What Advocacy Groups and the CBO Actually Say
The Congressional Budget Office projects $600 billion in savings from block grants over ten years. That figure means $600 billion less federal spending. States must fill the gap through tax increases, cuts to other programs, or Medicaid cuts. CBO also projects this would reduce Medicaid enrollment by approximately 5-8%, depending on the variant (block grants produce larger enrollment reductions than per capita caps).
Advocacy groups—the Center on Budget and Policy Priorities, the Kaiser Family Foundation, the American Hospital Association, the American Medical Association—all argue that block grants and per capita caps would reduce coverage and destabilize provider networks. Hospitals say they'll be forced to cut emergency services in rural areas; doctors say reimbursement cuts will drive them away. These aren't partisan claims. They're observations about structural incentives: when federal funding is capped and costs continue rising, states have only three options, all of which harm coverage or access.

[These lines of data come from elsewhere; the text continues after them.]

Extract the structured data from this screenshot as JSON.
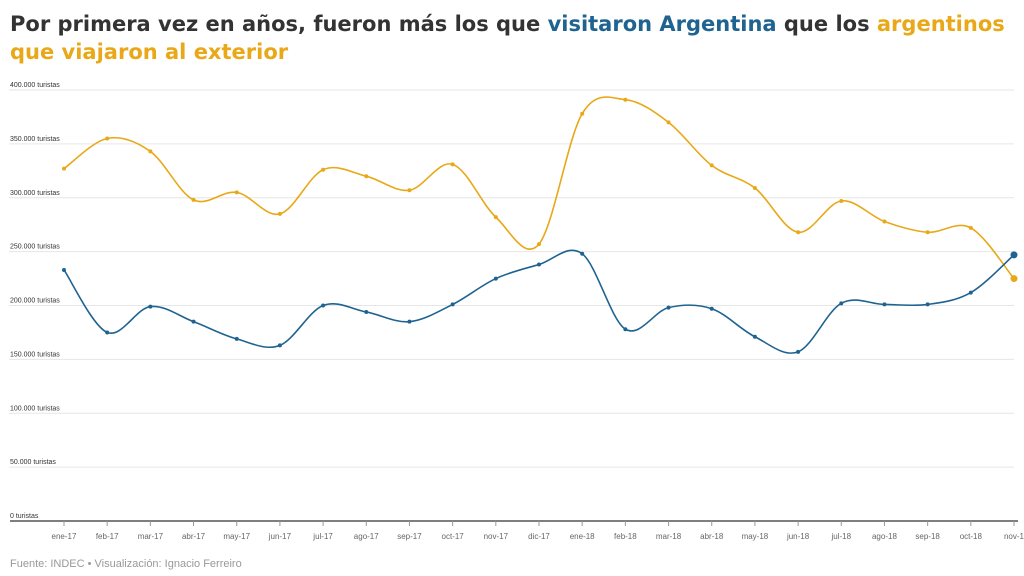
{
  "header": {
    "title_part1": "Por primera vez en años, fueron más los que ",
    "title_part2": "visitaron Argentina",
    "title_part3": " que los ",
    "title_part4": "argentinos que viajaron al exterior"
  },
  "footer": {
    "source": "Fuente: INDEC • Visualización: Ignacio Ferreiro"
  },
  "colors": {
    "visitors": "#1f6391",
    "travelers": "#e8a817",
    "title_text": "#333333",
    "grid": "#e6e6e6",
    "axis": "#555555"
  },
  "chart_data": {
    "type": "line",
    "title": "Por primera vez en años, fueron más los que visitaron Argentina que los argentinos que viajaron al exterior",
    "ylim": [
      0,
      400000
    ],
    "grid": true,
    "legend": "none",
    "yticks": [
      {
        "value": 0,
        "label": "0 turistas"
      },
      {
        "value": 50000,
        "label": "50.000 turistas"
      },
      {
        "value": 100000,
        "label": "100.000 turistas"
      },
      {
        "value": 150000,
        "label": "150.000 turistas"
      },
      {
        "value": 200000,
        "label": "200.000 turistas"
      },
      {
        "value": 250000,
        "label": "250.000 turistas"
      },
      {
        "value": 300000,
        "label": "300.000 turistas"
      },
      {
        "value": 350000,
        "label": "350.000 turistas"
      },
      {
        "value": 400000,
        "label": "400.000 turistas"
      }
    ],
    "categories": [
      "ene-17",
      "feb-17",
      "mar-17",
      "abr-17",
      "may-17",
      "jun-17",
      "jul-17",
      "ago-17",
      "sep-17",
      "oct-17",
      "nov-17",
      "dic-17",
      "ene-18",
      "feb-18",
      "mar-18",
      "abr-18",
      "may-18",
      "jun-18",
      "jul-18",
      "ago-18",
      "sep-18",
      "oct-18",
      "nov-1"
    ],
    "series": [
      {
        "key": "travelers",
        "color": "#e8a817",
        "values": [
          327000,
          355000,
          343000,
          298000,
          305000,
          285000,
          326000,
          320000,
          307000,
          331000,
          282000,
          257000,
          378000,
          391000,
          370000,
          330000,
          309000,
          268000,
          297000,
          278000,
          268000,
          272000,
          225000
        ]
      },
      {
        "key": "visitors",
        "color": "#1f6391",
        "values": [
          233000,
          175000,
          199000,
          185000,
          169000,
          163000,
          200000,
          194000,
          185000,
          201000,
          225000,
          238000,
          248000,
          178000,
          198000,
          197000,
          171000,
          157000,
          202000,
          201000,
          201000,
          212000,
          247000
        ]
      }
    ]
  }
}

The Practical Timeline: When These Changes Would Hit
If included in reconciliation legislation, block grants or per capita caps would likely take effect in 2027 or 2028, with a transition period. States would immediately begin planning eligibility and benefit changes. By 2027, beneficiary notices would be mailed. By 2028, coverage would begin narrowing. The first wave of disenrollment would occur among adults earning above the new income thresholds—roughly those earning above 100-110% of federal poverty.
Key Takeaway: Both Mechanisms Produce the Same Result
Whether Congress chooses block grants or per capita caps, the outcome is predictable. Federal funding becomes fixed or grows slowly. State costs continue rising. States choose between raising taxes, cutting other programs, or restricting Medicaid. Most choose option three. Block grants compress the timeline (faster coverage loss); per capita caps slow it slightly (enrollment loss spreads over more years). But both produce a two-tier system: federal baseline coverage that's narrower, more limited, and tilted toward the disabled and elderly; and optional coverage that states drop during budget constraints. If you earn above poverty but below 138% FPL, if you depend on dental or vision coverage, if you live in a high-expansion state, you're in the zone of vulnerability.